The transformation of the Flavian Amphitheater during its original function and in subsequent uses.
[Rota Colisei / The valley of the Colosseum across the centuries] The theme of this publication is the transformation of the Flavian Amphitheater, during its original function and in subsequent uses. Particular attention has been paid to the delicate moment of transition from one function to the next, between the period of late antiquity and the Middle Ages, when the future destiny of the monument began to clearly emerge.
Therefore the book is organized in three separate chapters. The first is on the Colosseum during its original use as an amphitheater, reconstructing the historical knowledge that has been assembled and indicating paths of future research.

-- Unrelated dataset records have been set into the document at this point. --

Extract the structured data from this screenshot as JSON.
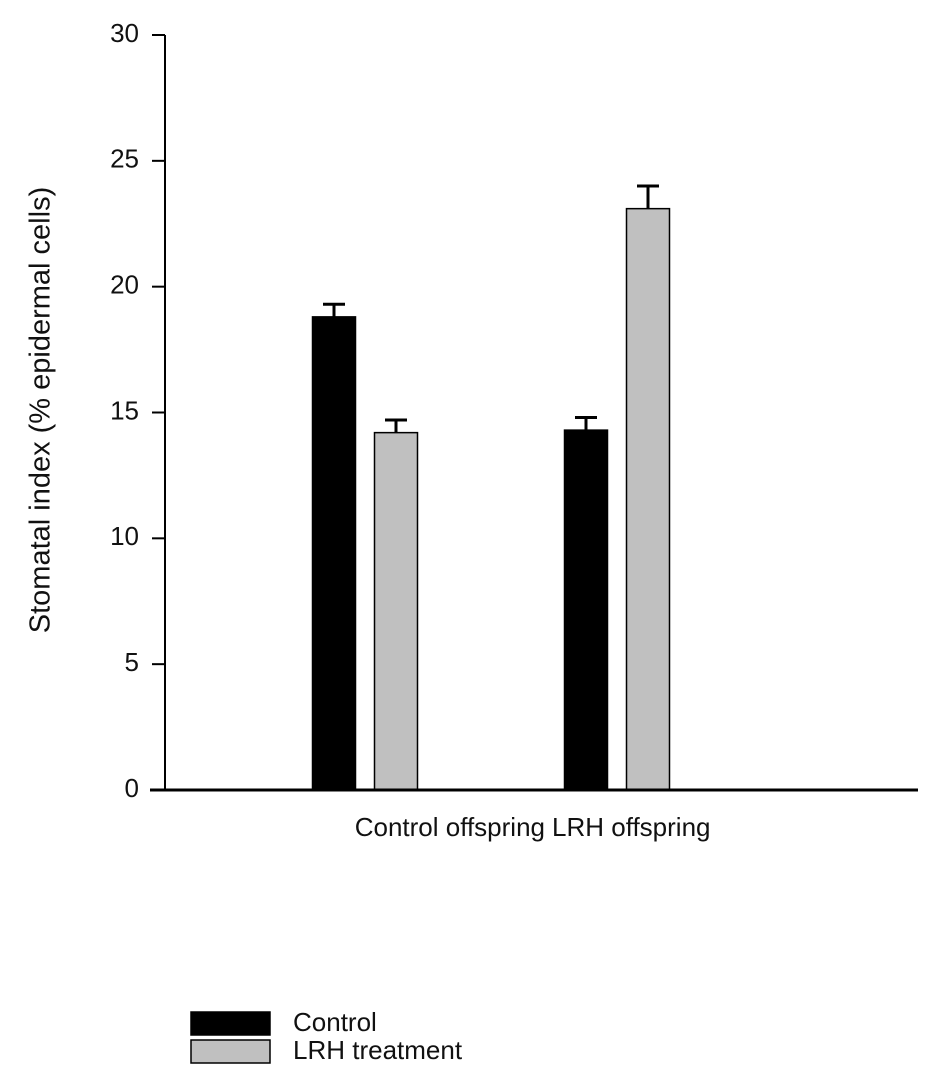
{
  "chart_data": {
    "type": "bar",
    "y_label": "Stomatal index (% epidermal cells)",
    "categories": [
      "Control offspring",
      "LRH offspring"
    ],
    "series": [
      {
        "name": "Control",
        "color": "#000000",
        "values": [
          18.8,
          14.3
        ],
        "errors": [
          0.5,
          0.5
        ]
      },
      {
        "name": "LRH treatment",
        "color": "#c0c0c0",
        "values": [
          14.2,
          23.1
        ],
        "errors": [
          0.5,
          0.9
        ]
      }
    ],
    "ylim": [
      0,
      30
    ],
    "yticks": [
      0,
      5,
      10,
      15,
      20,
      25,
      30
    ],
    "grid": false,
    "legend": "bottom-left"
  }
}
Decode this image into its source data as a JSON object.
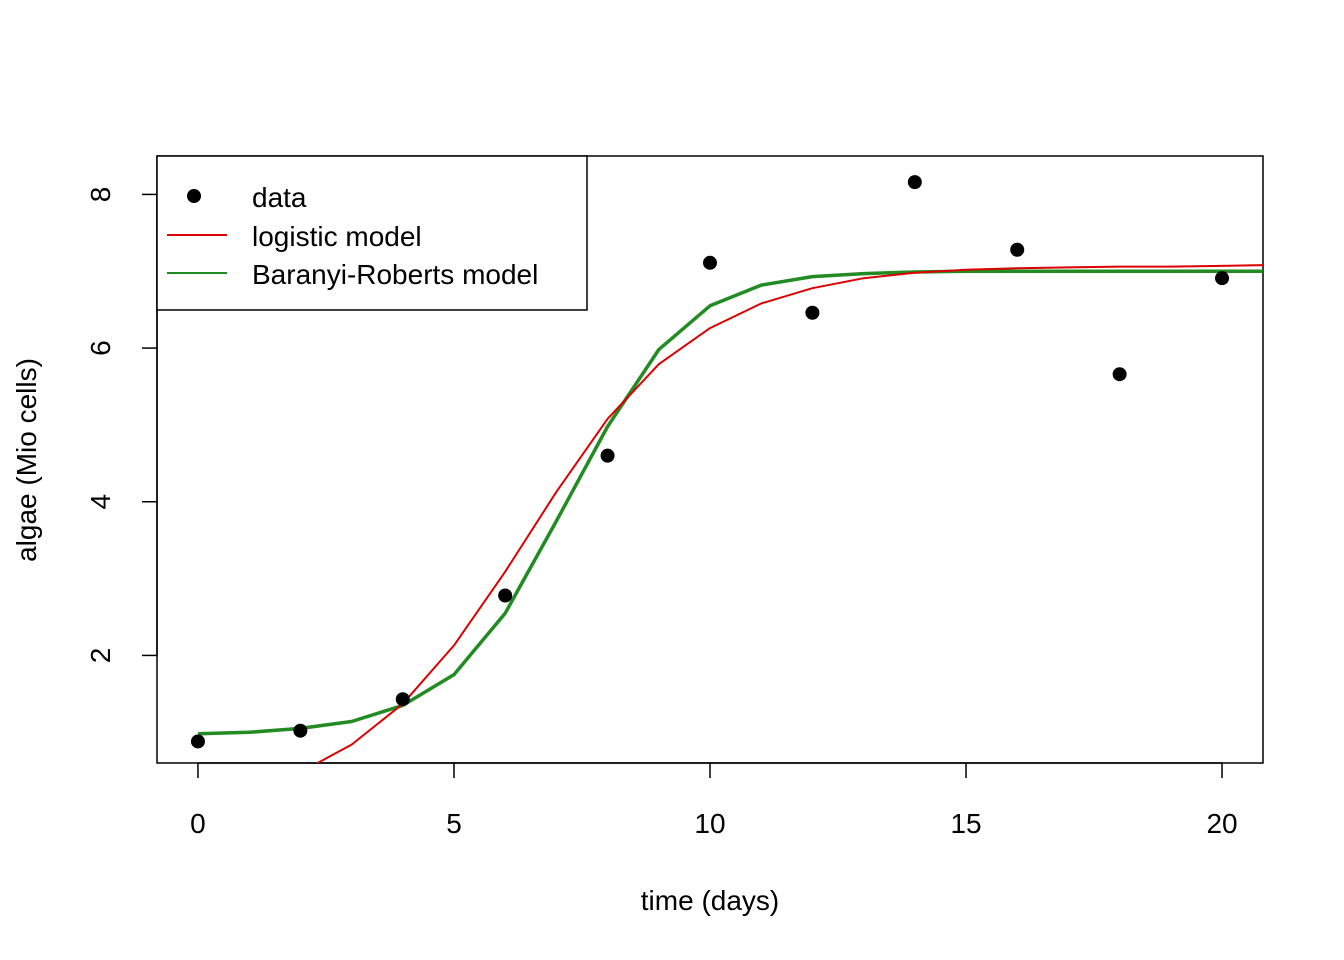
{
  "chart_data": {
    "type": "scatter",
    "xlabel": "time (days)",
    "ylabel": "algae (Mio cells)",
    "xlim": [
      -0.8,
      20.8
    ],
    "ylim": [
      0.6,
      8.5
    ],
    "xticks": [
      0,
      5,
      10,
      15,
      20
    ],
    "yticks": [
      2,
      4,
      6,
      8
    ],
    "grid": false,
    "legend_position": "top-left",
    "series": [
      {
        "name": "data",
        "kind": "points",
        "color": "#000000",
        "x": [
          0,
          2,
          4,
          6,
          8,
          10,
          12,
          14,
          16,
          18,
          20
        ],
        "y": [
          0.88,
          1.02,
          1.43,
          2.78,
          4.6,
          7.11,
          6.46,
          8.16,
          7.28,
          5.66,
          6.91
        ]
      },
      {
        "name": "logistic model",
        "kind": "line",
        "color": "#dd0000",
        "x": [
          2.2,
          3,
          4,
          5,
          6,
          7,
          8,
          9,
          10,
          11,
          12,
          13,
          14,
          15,
          16,
          17,
          18,
          19,
          20,
          20.8
        ],
        "y": [
          0.55,
          0.84,
          1.37,
          2.13,
          3.09,
          4.13,
          5.08,
          5.79,
          6.26,
          6.58,
          6.78,
          6.91,
          6.98,
          7.02,
          7.04,
          7.05,
          7.06,
          7.06,
          7.07,
          7.08
        ]
      },
      {
        "name": "Baranyi-Roberts model",
        "kind": "line",
        "color": "#228b22",
        "x": [
          0,
          1,
          2,
          3,
          4,
          5,
          6,
          7,
          8,
          9,
          10,
          11,
          12,
          13,
          14,
          15,
          16,
          17,
          18,
          19,
          20,
          20.8
        ],
        "y": [
          0.98,
          1.0,
          1.05,
          1.14,
          1.35,
          1.75,
          2.55,
          3.75,
          4.98,
          5.98,
          6.55,
          6.82,
          6.93,
          6.97,
          6.99,
          7.0,
          7.0,
          7.0,
          7.0,
          7.0,
          7.0,
          7.0
        ]
      }
    ]
  }
}
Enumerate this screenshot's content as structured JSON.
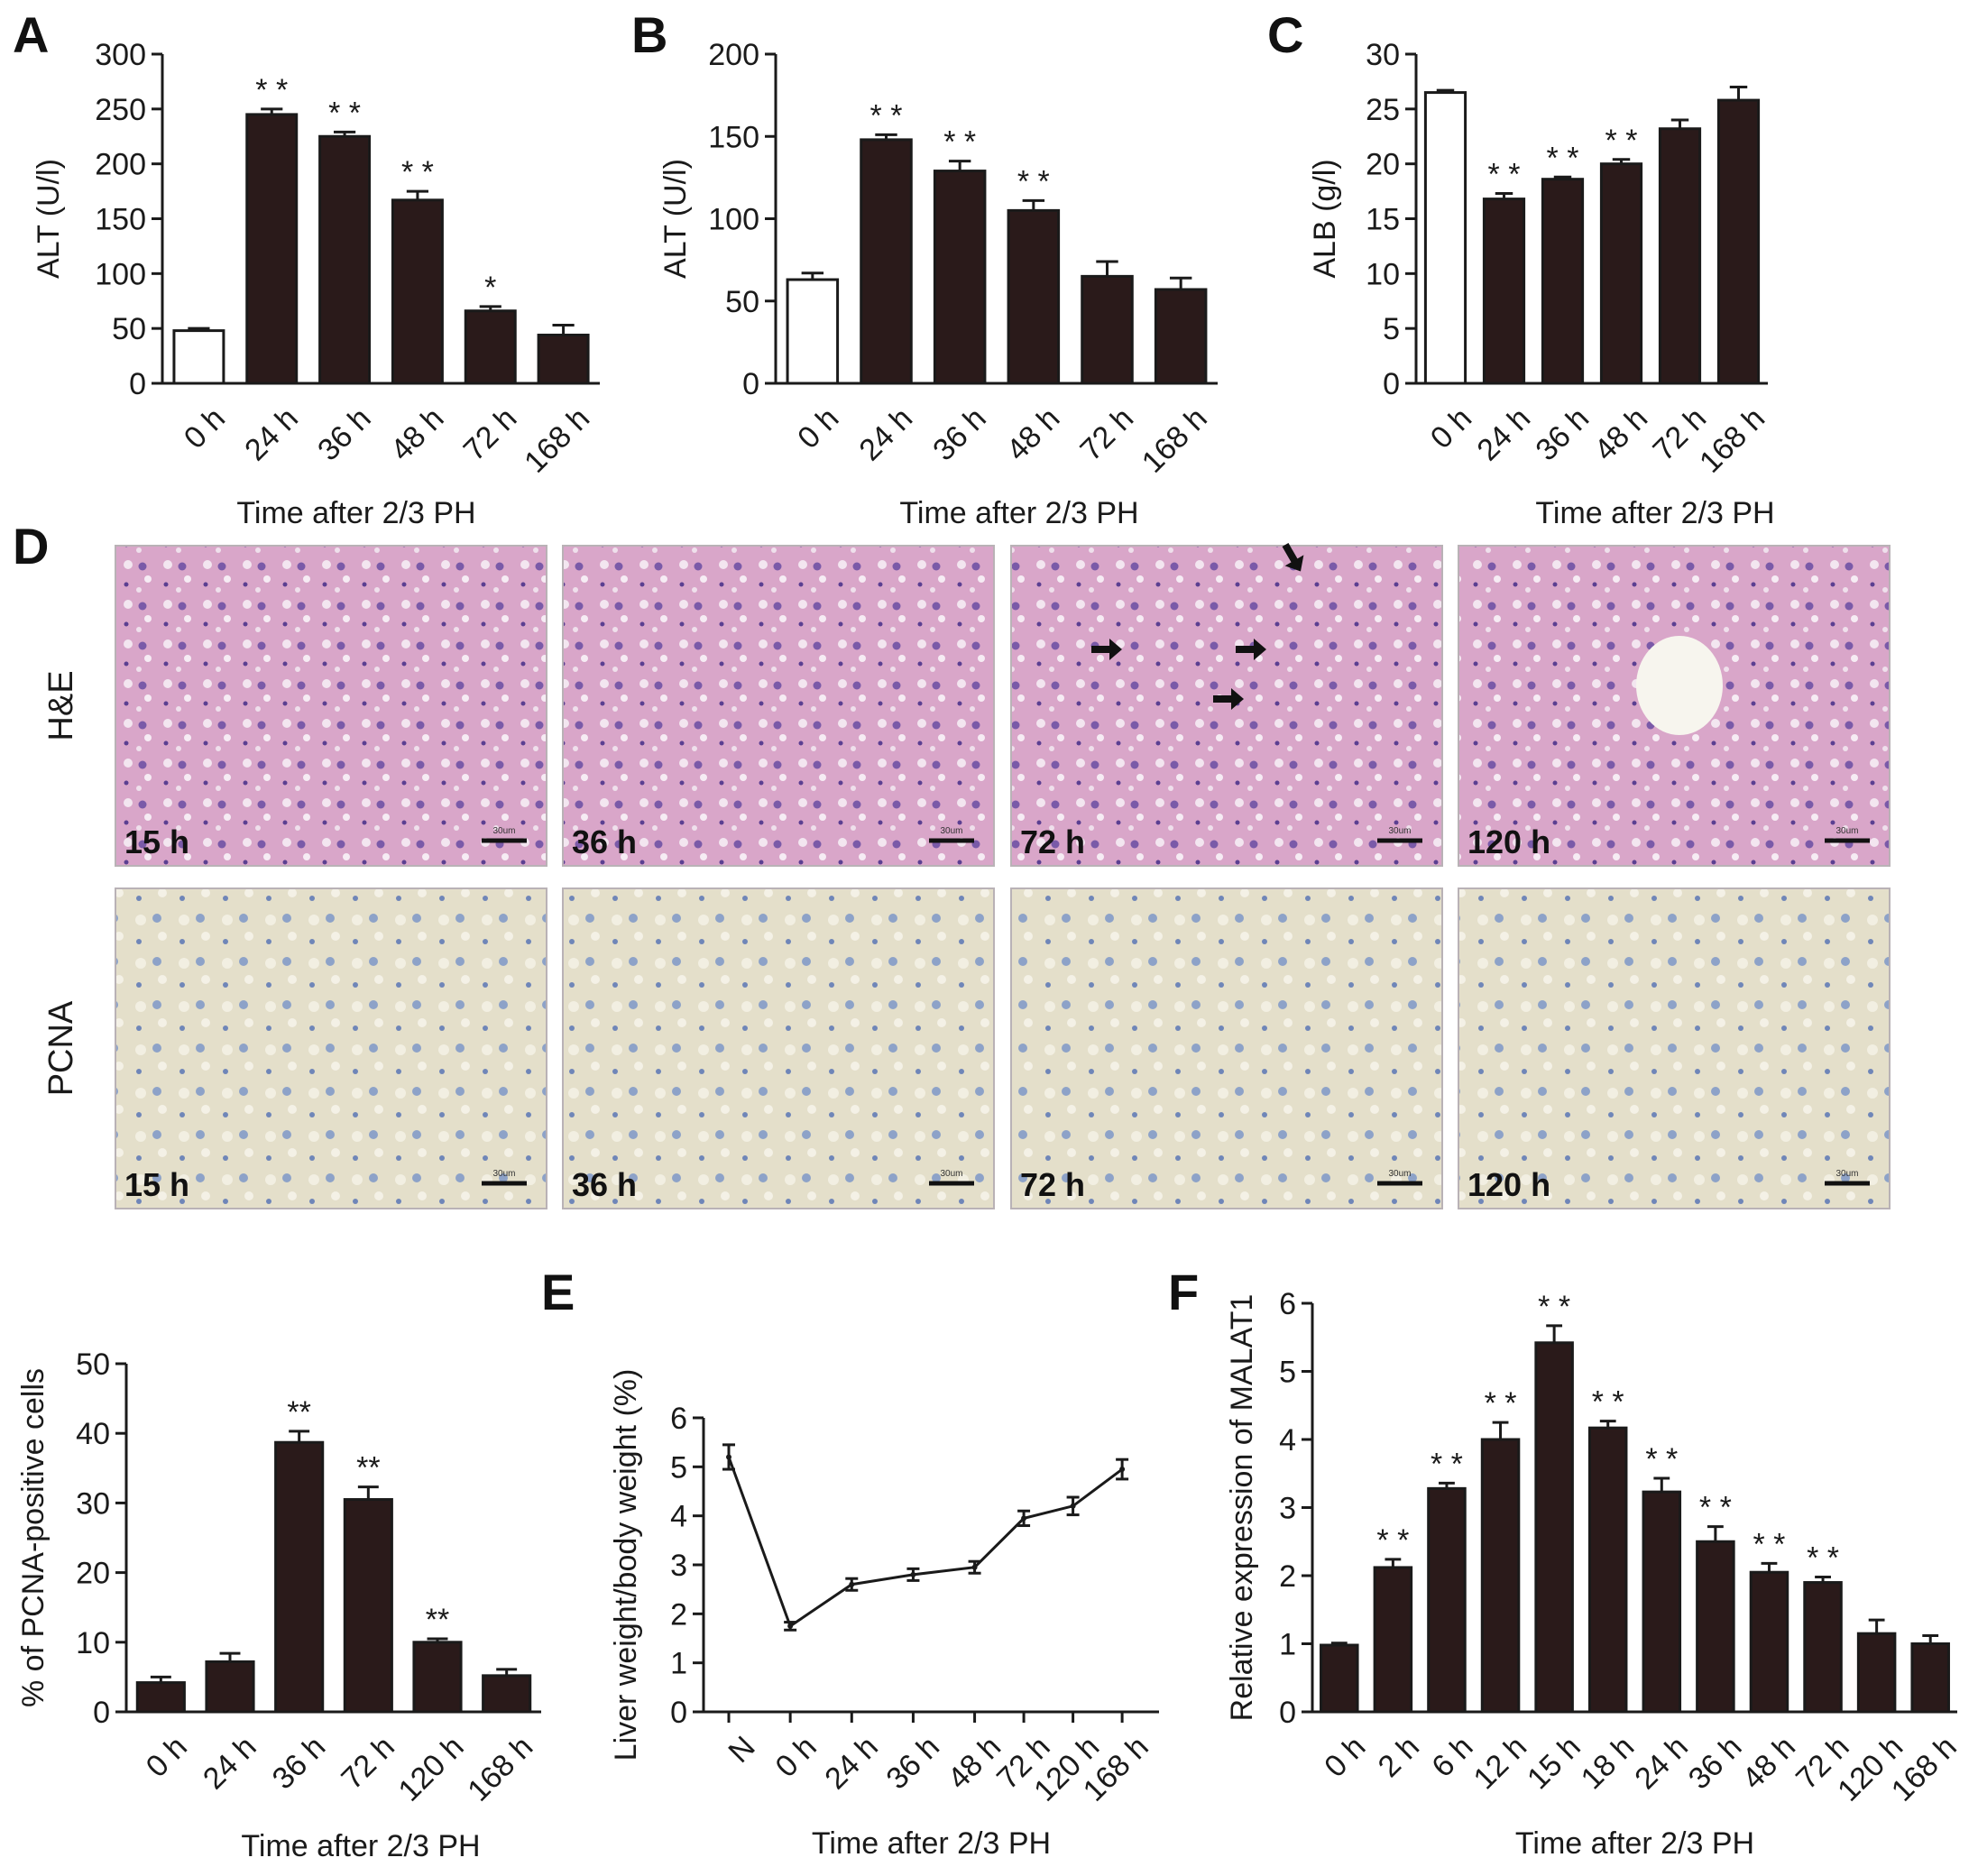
{
  "colors": {
    "bar_fill": "#2a1a1a",
    "bar_open": "#ffffff",
    "axis": "#1a1a1a"
  },
  "chart_data": [
    {
      "panel": "A",
      "type": "bar",
      "title": "",
      "categories": [
        "0 h",
        "24 h",
        "36 h",
        "48 h",
        "72 h",
        "168 h"
      ],
      "values": [
        48,
        245,
        225,
        167,
        66,
        44
      ],
      "errors": [
        2,
        5,
        4,
        8,
        4,
        9
      ],
      "fills": [
        "open",
        "dark",
        "dark",
        "dark",
        "dark",
        "dark"
      ],
      "significance": [
        "",
        "* *",
        "* *",
        "* *",
        "*",
        ""
      ],
      "ylabel": "ALT (U/l)",
      "xlabel": "Time after 2/3 PH",
      "ylim": [
        0,
        300
      ],
      "yticks": [
        0,
        50,
        100,
        150,
        200,
        250,
        300
      ]
    },
    {
      "panel": "B",
      "type": "bar",
      "title": "",
      "categories": [
        "0 h",
        "24 h",
        "36 h",
        "48 h",
        "72 h",
        "168 h"
      ],
      "values": [
        63,
        148,
        129,
        105,
        65,
        57
      ],
      "errors": [
        4,
        3,
        6,
        6,
        9,
        7
      ],
      "fills": [
        "open",
        "dark",
        "dark",
        "dark",
        "dark",
        "dark"
      ],
      "significance": [
        "",
        "* *",
        "* *",
        "* *",
        "",
        ""
      ],
      "ylabel": "ALT (U/l)",
      "xlabel": "Time after 2/3 PH",
      "ylim": [
        0,
        200
      ],
      "yticks": [
        0,
        50,
        100,
        150,
        200
      ]
    },
    {
      "panel": "C",
      "type": "bar",
      "title": "",
      "categories": [
        "0 h",
        "24 h",
        "36 h",
        "48 h",
        "72 h",
        "168 h"
      ],
      "values": [
        26.5,
        16.8,
        18.6,
        20.0,
        23.2,
        25.8
      ],
      "errors": [
        0.2,
        0.5,
        0.2,
        0.4,
        0.8,
        1.2
      ],
      "fills": [
        "open",
        "dark",
        "dark",
        "dark",
        "dark",
        "dark"
      ],
      "significance": [
        "",
        "* *",
        "* *",
        "* *",
        "",
        ""
      ],
      "ylabel": "ALB (g/l)",
      "xlabel": "Time after 2/3 PH",
      "ylim": [
        0,
        30
      ],
      "yticks": [
        0,
        5,
        10,
        15,
        20,
        25,
        30
      ]
    },
    {
      "panel": "D-quant",
      "type": "bar",
      "title": "",
      "categories": [
        "0 h",
        "24 h",
        "36 h",
        "72 h",
        "120 h",
        "168 h"
      ],
      "values": [
        4.2,
        7.2,
        38.7,
        30.5,
        10.0,
        5.2
      ],
      "errors": [
        0.8,
        1.2,
        1.6,
        1.8,
        0.5,
        0.9
      ],
      "fills": [
        "dark",
        "dark",
        "dark",
        "dark",
        "dark",
        "dark"
      ],
      "significance": [
        "",
        "",
        "**",
        "**",
        "**",
        ""
      ],
      "ylabel": "% of PCNA-positive cells",
      "xlabel": "Time after 2/3 PH",
      "ylim": [
        0,
        50
      ],
      "yticks": [
        0,
        10,
        20,
        30,
        40,
        50
      ]
    },
    {
      "panel": "E",
      "type": "line",
      "title": "",
      "categories": [
        "N",
        "0 h",
        "24 h",
        "36 h",
        "48 h",
        "72 h",
        "120 h",
        "168 h"
      ],
      "x_positions": [
        0,
        1,
        2,
        3,
        4,
        4.8,
        5.6,
        6.4
      ],
      "values": [
        5.2,
        1.75,
        2.6,
        2.8,
        2.95,
        3.95,
        4.2,
        4.95
      ],
      "errors": [
        0.25,
        0.08,
        0.12,
        0.12,
        0.12,
        0.15,
        0.18,
        0.2
      ],
      "significance": [],
      "ylabel": "Liver weight/body weight (%)",
      "xlabel": "Time after 2/3 PH",
      "ylim": [
        0,
        6
      ],
      "yticks": [
        0,
        1,
        2,
        3,
        4,
        5,
        6
      ]
    },
    {
      "panel": "F",
      "type": "bar",
      "title": "",
      "categories": [
        "0 h",
        "2 h",
        "6 h",
        "12 h",
        "15 h",
        "18 h",
        "24 h",
        "36 h",
        "48 h",
        "72 h",
        "120 h",
        "168 h"
      ],
      "values": [
        0.98,
        2.12,
        3.28,
        4.0,
        5.42,
        4.17,
        3.23,
        2.5,
        2.05,
        1.9,
        1.15,
        1.0
      ],
      "errors": [
        0.03,
        0.12,
        0.08,
        0.25,
        0.25,
        0.1,
        0.2,
        0.22,
        0.13,
        0.08,
        0.2,
        0.12
      ],
      "fills": [
        "dark",
        "dark",
        "dark",
        "dark",
        "dark",
        "dark",
        "dark",
        "dark",
        "dark",
        "dark",
        "dark",
        "dark"
      ],
      "significance": [
        "",
        "* *",
        "* *",
        "* *",
        "* *",
        "* *",
        "* *",
        "* *",
        "* *",
        "* *",
        "",
        ""
      ],
      "ylabel": "Relative expression of MALAT1",
      "xlabel": "Time after 2/3 PH",
      "ylim": [
        0,
        6
      ],
      "yticks": [
        0,
        1,
        2,
        3,
        4,
        5,
        6
      ]
    }
  ],
  "micrographs": {
    "panel": "D",
    "rows": [
      {
        "label": "H&E",
        "tone": "he"
      },
      {
        "label": "PCNA",
        "tone": "pcna"
      }
    ],
    "timepoints": [
      "15 h",
      "36 h",
      "72 h",
      "120 h"
    ],
    "scale_bar_text": "30um"
  }
}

The second approaches a new problem: the fate of the structure after the last spectacle documented by a source, in 523, traditionally indicated by historians as the year of the “closing” of the amphitheater, though there are other opinions on this matter. At the end of the Gothic Wars the first characteristics of a vast transformation in an extremely vital urban context. The book addresses the issues related to the Valley of the Colosseum, as it is impossible to approach a historical study of the monument without examining its immediate urban surroundings. The third chapter is on the definition Rota Colisei, starting in the 12th century, when this unity of monument and valley was clearly evident in late medieval Rome. The Rota Colisei indicated the administrative urban division from the confines beyond the Valley of the Colosseum. The book offers complete examination of the materials that have emerged from the first late medieval archaeological deposits identified in the amphitheater.